Hours later, agreements were signed in Washington between Israel, the United Arab Emirates and Bahrain. One mustn’t underestimate their value or discount their importance, nor skimp on compliments to the prime minister for achieving them. They have advanced Israel’s acceptance in the region, after years in which Israel turned its back, and its weapons, in its direction. But nothing that was signed in Washington will change the reality of the field of felled trees north of Tel Aviv. The tyranny, exploitation and dispossession will remain as they were.
The agreements were signed on the eve of Rosh Hashanah, the Jewish New Year. That’s a great time to ask: What are you proud of when you think of the State of Israel? What of everything that they told us in our childhood and taught us during adolescence remains to take pride in?
Israeli Prime Minister Benjamin Netanyahu, President Donald Trump, and UAE Foreign Minister Abdullah bin Zayed Al-Nahyan at the White House in Washington, DC, September 15, 2020Credit: SAUL LOEB - AFP
Israelis like to complain about their country, but are still very proud of it. Their pride, which very quickly turns into arrogance, is especially marked when they visit other countries: The Americans are naïve, the Germans are square, the Italians are stupid, the Chinese are weird, Scandinavians are suckers, Arabs are backward and Africans are primitive. Israel is tops. One can’t help but encounter the condescension, especially among the young people, on every trek in South America and in every Chabad House in Asia. It is born at home and nurtured in school and in the army. We’re the best. There’s nobody like us. It’s one of the greatest obstacles to achieving peace in the region.
Reality ought to have made every Israeli ashamed of their country – because of the occupation, but that’s not all. The violence on the road and on the sidewalk, the aggression, the ignorance, the racism, the ultra-nationalism, the boorishness, the collapsing health system, the army that’s heroic primarily against the weak and built on moral rot, the lack of consideration for others in all realms of life, and now the disgraceful handling of the coronavirus crisis. But wonder of wonders, Israelis are still convinced that they’re the best. The start-up nation. Start-up of what, exactly? Drip irrigation?
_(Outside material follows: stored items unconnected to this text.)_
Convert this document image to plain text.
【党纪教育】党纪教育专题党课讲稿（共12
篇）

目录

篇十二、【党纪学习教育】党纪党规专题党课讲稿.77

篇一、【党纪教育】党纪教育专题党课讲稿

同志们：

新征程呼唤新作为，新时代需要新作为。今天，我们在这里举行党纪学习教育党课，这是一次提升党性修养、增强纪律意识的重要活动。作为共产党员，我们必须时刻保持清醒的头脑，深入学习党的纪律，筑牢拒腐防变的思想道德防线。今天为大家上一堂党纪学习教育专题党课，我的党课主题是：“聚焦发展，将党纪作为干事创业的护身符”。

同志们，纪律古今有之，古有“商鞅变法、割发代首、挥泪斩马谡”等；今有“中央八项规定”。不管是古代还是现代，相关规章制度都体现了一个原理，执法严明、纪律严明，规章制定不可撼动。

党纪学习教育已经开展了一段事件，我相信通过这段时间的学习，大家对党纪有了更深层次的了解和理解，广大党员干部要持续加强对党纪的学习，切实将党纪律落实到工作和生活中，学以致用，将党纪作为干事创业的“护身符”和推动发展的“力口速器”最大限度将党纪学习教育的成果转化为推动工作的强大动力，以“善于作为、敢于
The miraculous founding of the state, which was an unparalleled, remarkable event, even if based on an integral and profound injustice, did indeed justify sky-high national pride. In the front of the bus carrying the youth delegation I was part of in the late 1960s, we waved the Israeli flag proudly. Nowadays in many of those countries one sometimes has to hide anything that identifies one as Israeli, out of shame.
We can and should be proud of our prime minister, who stood alongside the president of the United States and two Arab foreign ministers on the south lawn of the White House. But as long as the victims of Zionism and the occupation continue to cut down trees for us in another field, there’s no real reason for pride.